Tallinn Manual 2.0 On the International Law Applicable to Cyber Operations (2017).

“Israel’s Cautious Perspective on International Law in Cyberspace: Part II (jus ad bellum and jus in bello),” EJILTalk!, Dec. 17, 2020.

“France Speaks Out on IHL and Cyber Operations: (Parts I & II),” EJILTalk!, Oct. 1, 2019.

Reading Recommendations:

– Israel Ministry of Justice, “Israel’s Perspective on Key Legal and Practical Issues Concerning the Application of International Law on Cyber Operations,” 97 International Law Studies (2021).

– Ministère des Armées, Republique Français, International Law Applied to Operations in Cyberspace, Oct. 2019.

– Ministry of Foreign Affairs, Government of the Netherlands, Letter to the Parliament on the International Legal Order in Cyberspace (with Annexes), Jul. 5 , 2019.

Episode 14 – Federica Paddeu on Consent as a Justification for the Use of Force

In this episode I speak with with Federica Paddeu, Professor and Derek Bowett Fellow in Law at Queen’s College, Faculty of Law, Cambridge University in England. We discuss her recent work on how best to understand the operation of consent as a justification for the use of force in international law—is it part of, or intrinsic to, the definition of the prohibition on the use of force in Article 2(4) of the Charter? Or is it extrinsic, a separate and independent exception or justification for the use of force? Consider how consent operates quite differently in the crimes of rape (intrinsic to the definition) and battery (extrinsic defense). Our discussion makes clear that the answer to the question of how consent operates has important implications for how we think about and understand the nature of the use of force itself, on whether the prohibition in its entirety can be a jus cogens norm, as well as for how the justification ought to operate in practice. We end by also discussing her earlier work on self-defence as a circumstance precluding wrongfulness (work that will change how you understand that too), and how her thinking about exceptions and justifications in the jus ad bellum has evolved over the course of her intellectual journey. A fantastic conversation!

Materials:

– “Military Assistance on Request and General Reasons Against Force: Consent as a Justification for the Use of Force,” 7 Journal on the Use of Force and International Law (2020) (SSRN version here).

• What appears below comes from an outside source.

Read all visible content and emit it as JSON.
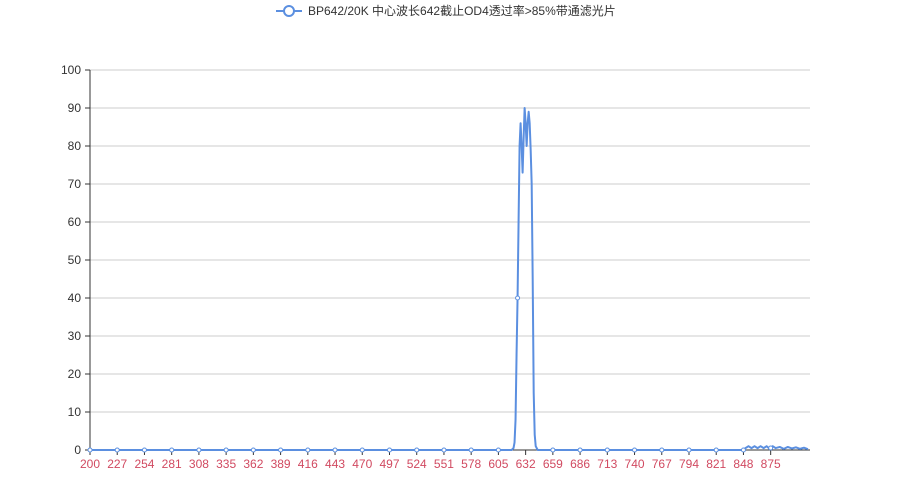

– “Use of Force Against Non-State Actors and the Circumstance Precluding Wrongfulness of Self-Defence,” 30 Leiden Journal of International Law 93 (2017).

– “Self-Defence as a Circumstance Precluding Wrongfulness: Understanding Article 21 of the Articles of State Responsibility,” 85 British Yearbook of International Law 90 (2014).

Reading Recommendations:

– Katie Johnson, “Identifying the Jus Cogens Norms in the Jus ad Bellum,” 70 International and Comparative Law Quarterly (2021).

– Andre de Hoogh, “The Compelling Law of Jus Cogens and Exceptions to Peremptory Norms: To Derogate or not to Derogate, That is the Question!” in Exceptions in International Law (Lorand Bartels and Federica Paddeu, eds., 2020).

– John Gardner, Offences and Defences: Selected Essays in the Philosophy of Criminal Law (2007).